I have never considered doing that. Okay, so the Trumps almost never eat out in Washington. The few times they have, it’s been at the steakhouse in his hotel. What does that say about them?

DB: Boooring. I think it’s boring.

NPH: I don’t know if it’s boring.

DB: It’s boring.

NPH: It’s entirely personal and completely circumstantial. He’s able to order exactly what he wants, and if he’s had a day’s worth of stresses that are unique to him I could imagine he would want to eat something that he wants to eat, as opposed to going somewhere and rolling the dice.

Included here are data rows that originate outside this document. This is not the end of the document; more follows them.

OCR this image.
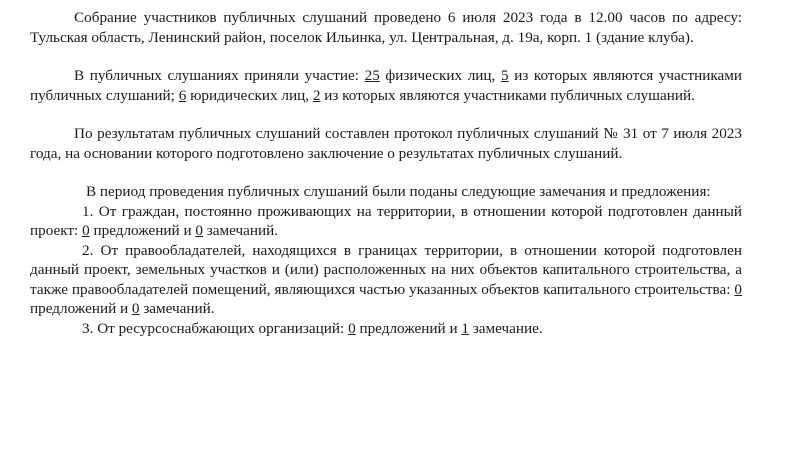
Собрание участников публичных слушаний проведено 6 июля 2023 года в 12.00 часов по адресу: Тульская область, Ленинский район, поселок Ильинка, ул. Центральная, д. 19а, корп. 1 (здание клуба).

В публичных слушаниях приняли участие: 25 физических лиц, 5 из которых являются участниками публичных слушаний; 6 юридических лиц, 2 из которых являются участниками публичных слушаний.

По результатам публичных слушаний составлен протокол публичных слушаний № 31 от 7 июля 2023 года, на основании которого подготовлено заключение о результатах публичных слушаний.

В период проведения публичных слушаний были поданы следующие замечания и предложения:

1. От граждан, постоянно проживающих на территории, в отношении которой подготовлен данный проект: 0 предложений и 0 замечаний.

2. От правообладателей, находящихся в границах территории, в отношении которой подготовлен данный проект, земельных участков и (или) расположенных на них объектов капитального строительства, а также правообладателей помещений, являющихся частью указанных объектов капитального строительства: 0 предложений и 0 замечаний.

3. От ресурсоснабжающих организаций: 0 предложений и 1 замечание.
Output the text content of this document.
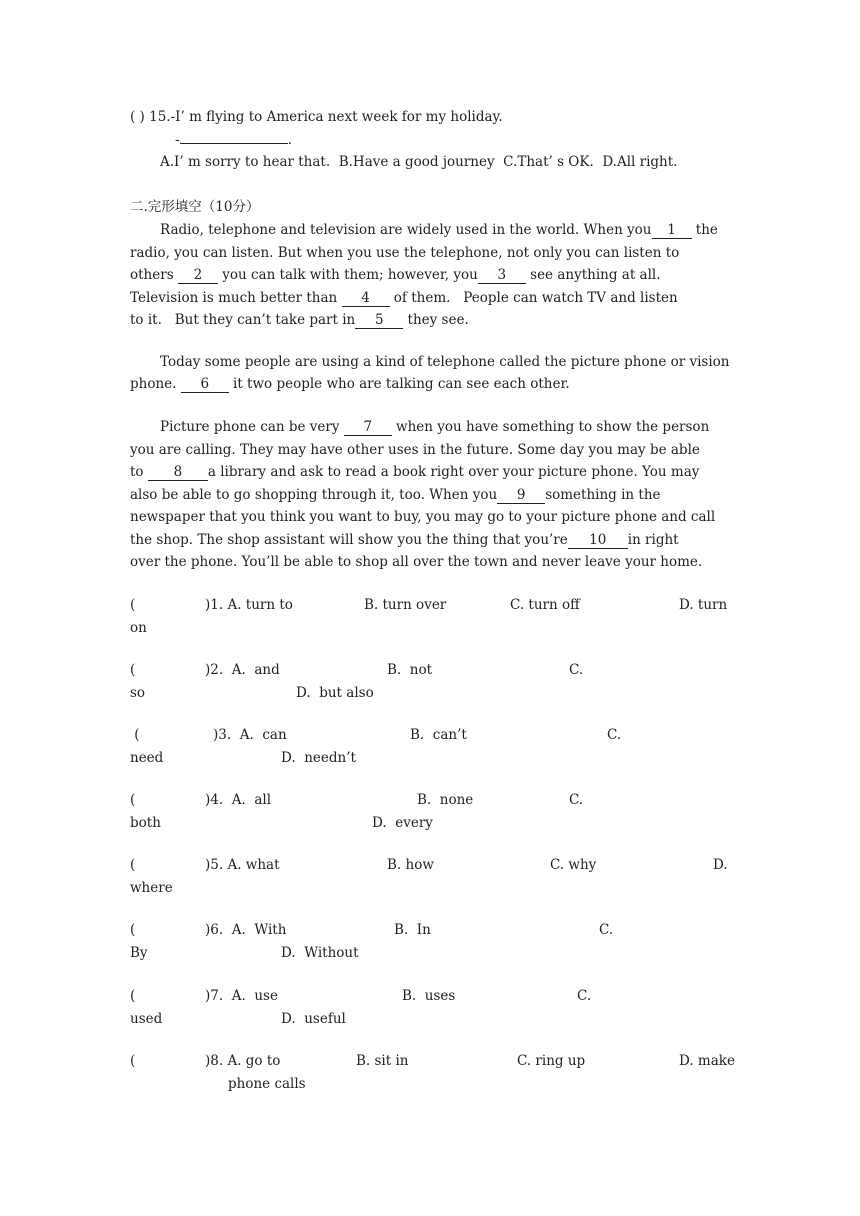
( ) 15.-I’ m flying to America next week for my holiday.
-	.
A.I’ m sorry to hear that.  B.Have a good journey  C.That’ s OK.  D.All right.
二.完形填空（10分）
Radio, telephone and television are widely used in the world. When you 1 the
radio, you can listen. But when you use the telephone, not only you can listen to
others 2 you can talk with them; however, you 3 see anything at all.
Television is much better than 4 of them.   People can watch TV and listen
to it.   But they can’t take part in 5 they see.
Today some people are using a kind of telephone called the picture phone or vision
phone. 6 it two people who are talking can see each other.
Picture phone can be very 7 when you have something to show the person
you are calling. They may have other uses in the future. Some day you may be able
to 8 a library and ask to read a book right over your picture phone. You may
also be able to go shopping through it, too. When you 9 something in the
newspaper that you think you want to buy, you may go to your picture phone and call
the shop. The shop assistant will show you the thing that you’re 10 in right
over the phone. You’ll be able to shop all over the town and never leave your home.
(	)1. A. turn to	B. turn over	C. turn off	D. turn
on
(	)2.  A.  and	B.  not	C.
so	D.  but also
(	)3.  A.  can	B.  can’t	C.
need	D.  needn’t
(	)4.  A.  all	B.  none	C.
both	D.  every
(	)5. A. what	B. how	C. why	D.
where
(	)6.  A.  With	B.  In	C.
By	D.  Without
(	)7.  A.  use	B.  uses	C.
used	D.  useful
(	)8. A. go to	B. sit in	C. ring up	D. make
phone calls
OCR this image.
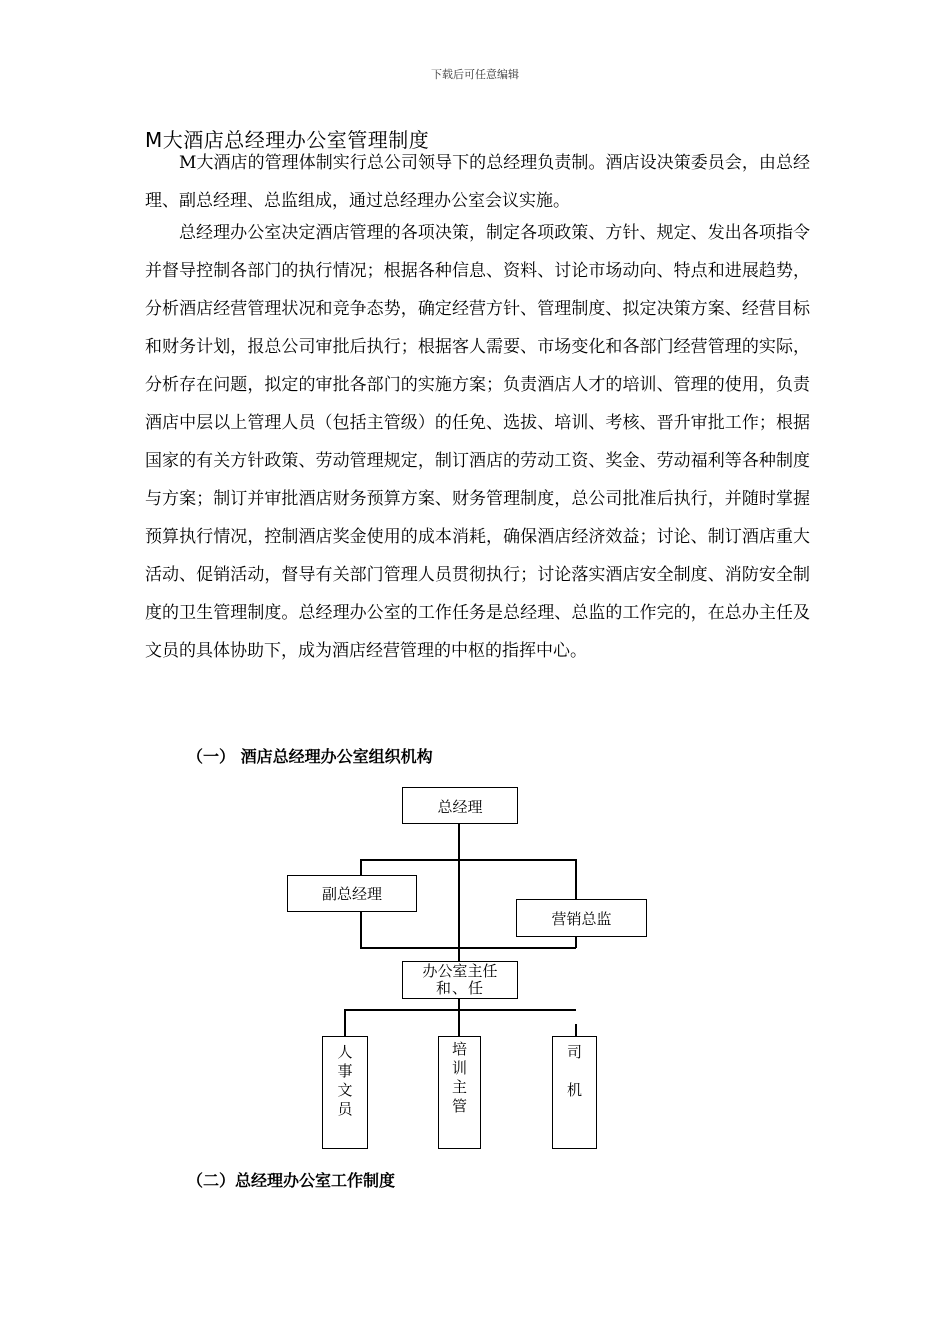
下载后可任意编辑
M大酒店总经理办公室管理制度

M大酒店的管理体制实行总公司领导下的总经理负责制。酒店设决策委员会，由总经理、副总经理、总监组成，通过总经理办公室会议实施。

总经理办公室决定酒店管理的各项决策，制定各项政策、方针、规定、发出各项指令并督导控制各部门的执行情况；根据各种信息、资料、讨论市场动向、特点和进展趋势，分析酒店经营管理状况和竞争态势，确定经营方针、管理制度、拟定决策方案、经营目标和财务计划，报总公司审批后执行；根据客人需要、市场变化和各部门经营管理的实际，分析存在问题，拟定的审批各部门的实施方案；负责酒店人才的培训、管理的使用，负责酒店中层以上管理人员（包括主管级）的任免、选拔、培训、考核、晋升审批工作；根据国家的有关方针政策、劳动管理规定，制订酒店的劳动工资、奖金、劳动福利等各种制度与方案；制订并审批酒店财务预算方案、财务管理制度，总公司批准后执行，并随时掌握预算执行情况，控制酒店奖金使用的成本消耗，确保酒店经济效益；讨论、制订酒店重大活动、促销活动，督导有关部门管理人员贯彻执行；讨论落实酒店安全制度、消防安全制度的卫生管理制度。总经理办公室的工作任务是总经理、总监的工作完的，在总办主任及文员的具体协助下，成为酒店经营管理的中枢的指挥中心。

（一） 酒店总经理办公室组织机构
总经理
副总经理
营销总监
办公室主任
和、任
人
事
文
员
培
训
主
管
司
机
（二）总经理办公室工作制度
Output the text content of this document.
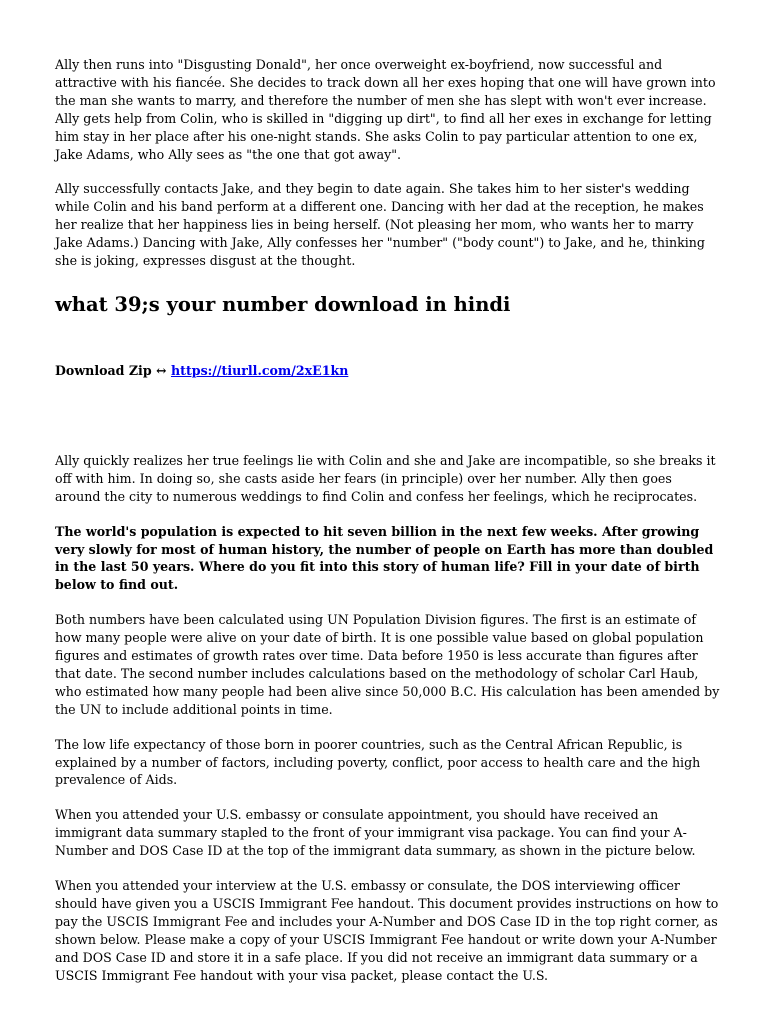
Ally then runs into "Disgusting Donald", her once overweight ex-boyfriend, now successful and attractive with his fiancée. She decides to track down all her exes hoping that one will have grown into the man she wants to marry, and therefore the number of men she has slept with won't ever increase. Ally gets help from Colin, who is skilled in "digging up dirt", to find all her exes in exchange for letting him stay in her place after his one-night stands. She asks Colin to pay particular attention to one ex, Jake Adams, who Ally sees as "the one that got away".

Ally successfully contacts Jake, and they begin to date again. She takes him to her sister's wedding while Colin and his band perform at a different one. Dancing with her dad at the reception, he makes her realize that her happiness lies in being herself. (Not pleasing her mom, who wants her to marry Jake Adams.) Dancing with Jake, Ally confesses her "number" ("body count") to Jake, and he, thinking she is joking, expresses disgust at the thought.

what 39;s your number download in hindi

Download Zip ↔ https://tiurll.com/2xE1kn

Ally quickly realizes her true feelings lie with Colin and she and Jake are incompatible, so she breaks it off with him. In doing so, she casts aside her fears (in principle) over her number. Ally then goes around the city to numerous weddings to find Colin and confess her feelings, which he reciprocates.

The world's population is expected to hit seven billion in the next few weeks. After growing very slowly for most of human history, the number of people on Earth has more than doubled in the last 50 years. Where do you fit into this story of human life? Fill in your date of birth below to find out.

Both numbers have been calculated using UN Population Division figures. The first is an estimate of how many people were alive on your date of birth. It is one possible value based on global population figures and estimates of growth rates over time. Data before 1950 is less accurate than figures after that date. The second number includes calculations based on the methodology of scholar Carl Haub, who estimated how many people had been alive since 50,000 B.C. His calculation has been amended by the UN to include additional points in time.

The low life expectancy of those born in poorer countries, such as the Central African Republic, is explained by a number of factors, including poverty, conflict, poor access to health care and the high prevalence of Aids.

When you attended your U.S. embassy or consulate appointment, you should have received an immigrant data summary stapled to the front of your immigrant visa package. You can find your A-Number and DOS Case ID at the top of the immigrant data summary, as shown in the picture below.

When you attended your interview at the U.S. embassy or consulate, the DOS interviewing officer should have given you a USCIS Immigrant Fee handout. This document provides instructions on how to pay the USCIS Immigrant Fee and includes your A-Number and DOS Case ID in the top right corner, as shown below. Please make a copy of your USCIS Immigrant Fee handout or write down your A-Number and DOS Case ID and store it in a safe place. If you did not receive an immigrant data summary or a USCIS Immigrant Fee handout with your visa packet, please contact the U.S.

DB: But don’t you think that because he’s in Washington he should go out and experience things — and support the local businesses that are in his city that he’s living in right now?

NPH: I totally value that idea, for sure. But I could also see, after a long day of running the country, just wanting to eat in the kitchen.

Quick change of subject here I have to ask about the Oscars-hosting gig. What do you make of the Kevin Hart controversy, and would you recommend that gig to anybody?

NPH: I think Kevin Hart would have been an excellent host. I know a lot of people have been turning it down. It’s a tough gig — it’s a beast.

DB: I wouldn’t say to anyone, “do it.”

NPH: If you tell jokes that are funny and offensive, you’re offending people. If you tell jokes that don’t offend anyone, then you’ll be hit for not going there. Jimmy Kimmel was great. I think it requires a specific person who hobnobs with celebrities, who’s able to look at a Matt Damon and make an acerbic joke at him but because you know that he knows and is friends with Matt Damon, you can laugh at the joke.

So I’m intrigued to see who they wind up with.